Communiqué des comités POI de Montpellier suite au second tour des municipales.

Publié le par POI Montpellier

Communiqué des comités POI de Montpellier suite au second tour des municipales.

 

Le deuxième tour des élections municipales a amplifié le rejet exprimé le 23 mars. Le parti majoritaire au pouvoir, le PS, mais également les composantes qui l’ont soutenu (verts, Pc, front de gauche…), viennent de subir un revers.

 

La signification tant nationale que locale de ce rejet est claire. Le peuple français a dit : assez de cette politique de casse sociale, de casse des acquis ouvriers, de casse de la République.  

Le peuple français dit : pas touche à la sécurité sociale de 45 ! Non au pacte de responsabilité ! Non à la liquidation des communes et des services publics ! Comme l’indique le communiqué national du POI : « C’est un séisme pour Hollande et le gouvernement, pour toutes les institutions et pour le système basé sur la propriété privée des moyens de production. »

 

La question que tout le monde se pose maintenant : comment transformer ce rejet en victoire sur la politique du gouvernement ?

Comment maintenant rompre à la fois avec ce gouvernement et l’Union européenne qui a déjà mis la Grèce un genou à terre et plonge les peuples dans l’ultra austérité, comme c’est le cas en ce moment en Ukraine ?

 

A Montpellier, Moure candidat PS subit une déroute que personne n’avait prédit : avec 27% des suffrages exprimés et 43% d’abstention, celui qui avait l’appui de tout l’appareil du PS est écrasé. C’est le rejet non seulement des méthodes locales du PS, mais surtout, de la politique qu’il a mise ou qu’il voulait mettre en œuvre : Métropole, rythmes scolaires, privatisation de l’eau, austérité…

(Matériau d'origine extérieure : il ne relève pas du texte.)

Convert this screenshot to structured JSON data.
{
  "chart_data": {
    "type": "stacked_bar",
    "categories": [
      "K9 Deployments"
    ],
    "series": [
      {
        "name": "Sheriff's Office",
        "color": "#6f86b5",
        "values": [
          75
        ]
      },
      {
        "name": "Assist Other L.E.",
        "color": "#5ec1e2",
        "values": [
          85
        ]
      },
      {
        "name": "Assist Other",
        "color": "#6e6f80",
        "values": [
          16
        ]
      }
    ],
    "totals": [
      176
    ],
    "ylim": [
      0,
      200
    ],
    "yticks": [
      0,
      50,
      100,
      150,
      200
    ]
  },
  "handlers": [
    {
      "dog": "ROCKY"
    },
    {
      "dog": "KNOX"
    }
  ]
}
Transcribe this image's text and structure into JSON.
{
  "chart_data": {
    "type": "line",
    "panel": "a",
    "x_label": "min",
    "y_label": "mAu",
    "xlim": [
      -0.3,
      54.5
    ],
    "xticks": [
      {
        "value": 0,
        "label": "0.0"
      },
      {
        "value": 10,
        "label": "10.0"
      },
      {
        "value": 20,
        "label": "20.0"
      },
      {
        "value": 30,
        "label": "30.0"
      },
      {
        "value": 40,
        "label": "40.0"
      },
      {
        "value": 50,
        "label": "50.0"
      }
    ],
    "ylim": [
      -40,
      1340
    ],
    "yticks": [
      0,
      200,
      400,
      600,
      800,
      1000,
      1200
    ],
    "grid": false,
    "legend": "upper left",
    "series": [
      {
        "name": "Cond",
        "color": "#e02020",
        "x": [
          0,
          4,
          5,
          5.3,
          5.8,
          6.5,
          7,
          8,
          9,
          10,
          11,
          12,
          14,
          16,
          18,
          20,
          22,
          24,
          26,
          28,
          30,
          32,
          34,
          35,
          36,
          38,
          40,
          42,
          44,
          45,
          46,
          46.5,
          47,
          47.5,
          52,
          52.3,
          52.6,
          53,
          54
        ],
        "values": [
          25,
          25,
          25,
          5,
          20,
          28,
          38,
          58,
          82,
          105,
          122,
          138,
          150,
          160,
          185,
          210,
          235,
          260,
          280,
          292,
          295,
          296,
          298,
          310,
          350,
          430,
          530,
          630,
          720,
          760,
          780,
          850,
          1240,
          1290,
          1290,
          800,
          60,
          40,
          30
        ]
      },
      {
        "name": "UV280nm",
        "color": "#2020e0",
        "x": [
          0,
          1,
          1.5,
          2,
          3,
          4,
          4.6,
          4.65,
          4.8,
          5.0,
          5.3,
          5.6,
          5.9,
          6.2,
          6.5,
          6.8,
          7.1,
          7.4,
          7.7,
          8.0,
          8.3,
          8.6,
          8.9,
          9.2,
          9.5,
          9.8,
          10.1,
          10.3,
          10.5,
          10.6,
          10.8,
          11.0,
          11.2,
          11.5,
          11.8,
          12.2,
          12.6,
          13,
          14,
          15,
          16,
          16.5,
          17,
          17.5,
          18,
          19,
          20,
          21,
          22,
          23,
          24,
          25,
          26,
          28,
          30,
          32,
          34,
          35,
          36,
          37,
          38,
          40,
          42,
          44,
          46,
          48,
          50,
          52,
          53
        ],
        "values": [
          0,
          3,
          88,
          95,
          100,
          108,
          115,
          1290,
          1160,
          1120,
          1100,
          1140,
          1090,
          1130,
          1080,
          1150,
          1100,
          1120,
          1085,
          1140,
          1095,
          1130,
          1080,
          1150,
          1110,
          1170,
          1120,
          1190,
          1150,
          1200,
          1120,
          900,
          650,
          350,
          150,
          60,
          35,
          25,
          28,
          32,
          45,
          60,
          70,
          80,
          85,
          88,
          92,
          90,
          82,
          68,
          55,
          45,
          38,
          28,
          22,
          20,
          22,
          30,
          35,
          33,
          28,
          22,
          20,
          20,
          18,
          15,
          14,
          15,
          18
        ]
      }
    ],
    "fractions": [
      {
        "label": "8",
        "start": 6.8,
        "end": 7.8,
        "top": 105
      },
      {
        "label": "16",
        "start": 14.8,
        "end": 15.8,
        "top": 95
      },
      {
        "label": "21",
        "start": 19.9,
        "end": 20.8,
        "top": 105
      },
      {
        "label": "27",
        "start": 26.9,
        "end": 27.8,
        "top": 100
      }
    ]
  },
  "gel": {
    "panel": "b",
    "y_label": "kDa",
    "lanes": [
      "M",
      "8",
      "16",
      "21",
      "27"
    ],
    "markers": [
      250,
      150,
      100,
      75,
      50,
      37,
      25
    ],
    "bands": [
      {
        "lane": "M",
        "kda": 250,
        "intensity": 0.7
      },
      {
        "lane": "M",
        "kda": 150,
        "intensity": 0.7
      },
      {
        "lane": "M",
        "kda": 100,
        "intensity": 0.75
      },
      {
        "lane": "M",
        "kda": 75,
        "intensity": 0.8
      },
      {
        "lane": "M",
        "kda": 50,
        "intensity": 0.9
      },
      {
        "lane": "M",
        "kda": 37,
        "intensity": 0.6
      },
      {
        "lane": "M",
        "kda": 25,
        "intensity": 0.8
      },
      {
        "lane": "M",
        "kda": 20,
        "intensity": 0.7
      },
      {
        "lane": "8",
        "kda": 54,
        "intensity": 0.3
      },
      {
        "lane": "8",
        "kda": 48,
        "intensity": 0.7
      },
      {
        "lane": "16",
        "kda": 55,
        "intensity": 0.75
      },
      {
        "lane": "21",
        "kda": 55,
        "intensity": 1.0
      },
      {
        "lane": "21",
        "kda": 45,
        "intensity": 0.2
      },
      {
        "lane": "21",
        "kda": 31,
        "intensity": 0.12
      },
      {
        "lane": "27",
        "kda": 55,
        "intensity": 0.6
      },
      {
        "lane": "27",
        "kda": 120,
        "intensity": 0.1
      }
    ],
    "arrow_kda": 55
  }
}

Saurel, candidat « divers gauche » se présentant comme celui qui allait mettre un coup de balai à l’équipe en place et à leurs « méthodes staliniennes », a réalisé 37%, en surfant sur le rejet de Moure et de sa clique.

 

Les comités du POI de Montpellier, dans cette situation, disent : Saurel a le choix.

 

Il peut décider d’entendre le sens politique du rejet qui l’a conduit à la tête de la mairie de Montpellier, et renoncer à mettre en place la Métropole, cet outil de destruction de la République souhaité par l’Union européenne.

 

Il peut entendre la voix des parents d’élèves dont certains ont voté pour lui, des enseignants et de leurs organisations, et refuser d’appliquer la réforme des rythmes scolaires, non seulement en 2014, mais également les années suivantes.

 

Il peut entendre la voix des millions qui ont dit : assez d’austérité, assez de sacrifice de nos droits pour rembourser la dette aux banques ! Il peut donc refuser d’appliquer les mesures d’austérité voulues par le gouvernement.

 

Il peut donc choisir de résister à la place où il se trouve.

 

Si au contraire, Saurel, tournant le dos à ceux qui l’ont élu, décidait de mettre en place la politique du gouvernement Hollande, lequel répond au rejet par  la constitution d’un gouvernement de combat avec Valls comme premier ministre, pour appliquer jusqu’au bout sa politique destructrice… s’il décidait de poursuivre la politique de Moure qui vient d’être défait, alors il prendrait le risque de finir exactement comme ce dernier : désavoué et laminé par le peuple français.

 

Pour le POI, tout doit être mis en œuvre pour que les revendications trouvent satisfaction. C’est donc dans l’aide aux combats évoqués que le POI consacrera son énergie dans les semaines et les mois qui arrivent.

 

A ceux qui ont pu apprécier ce que nous avons fait, nous disons : rencontrons-nous et engageons le combat ensemble !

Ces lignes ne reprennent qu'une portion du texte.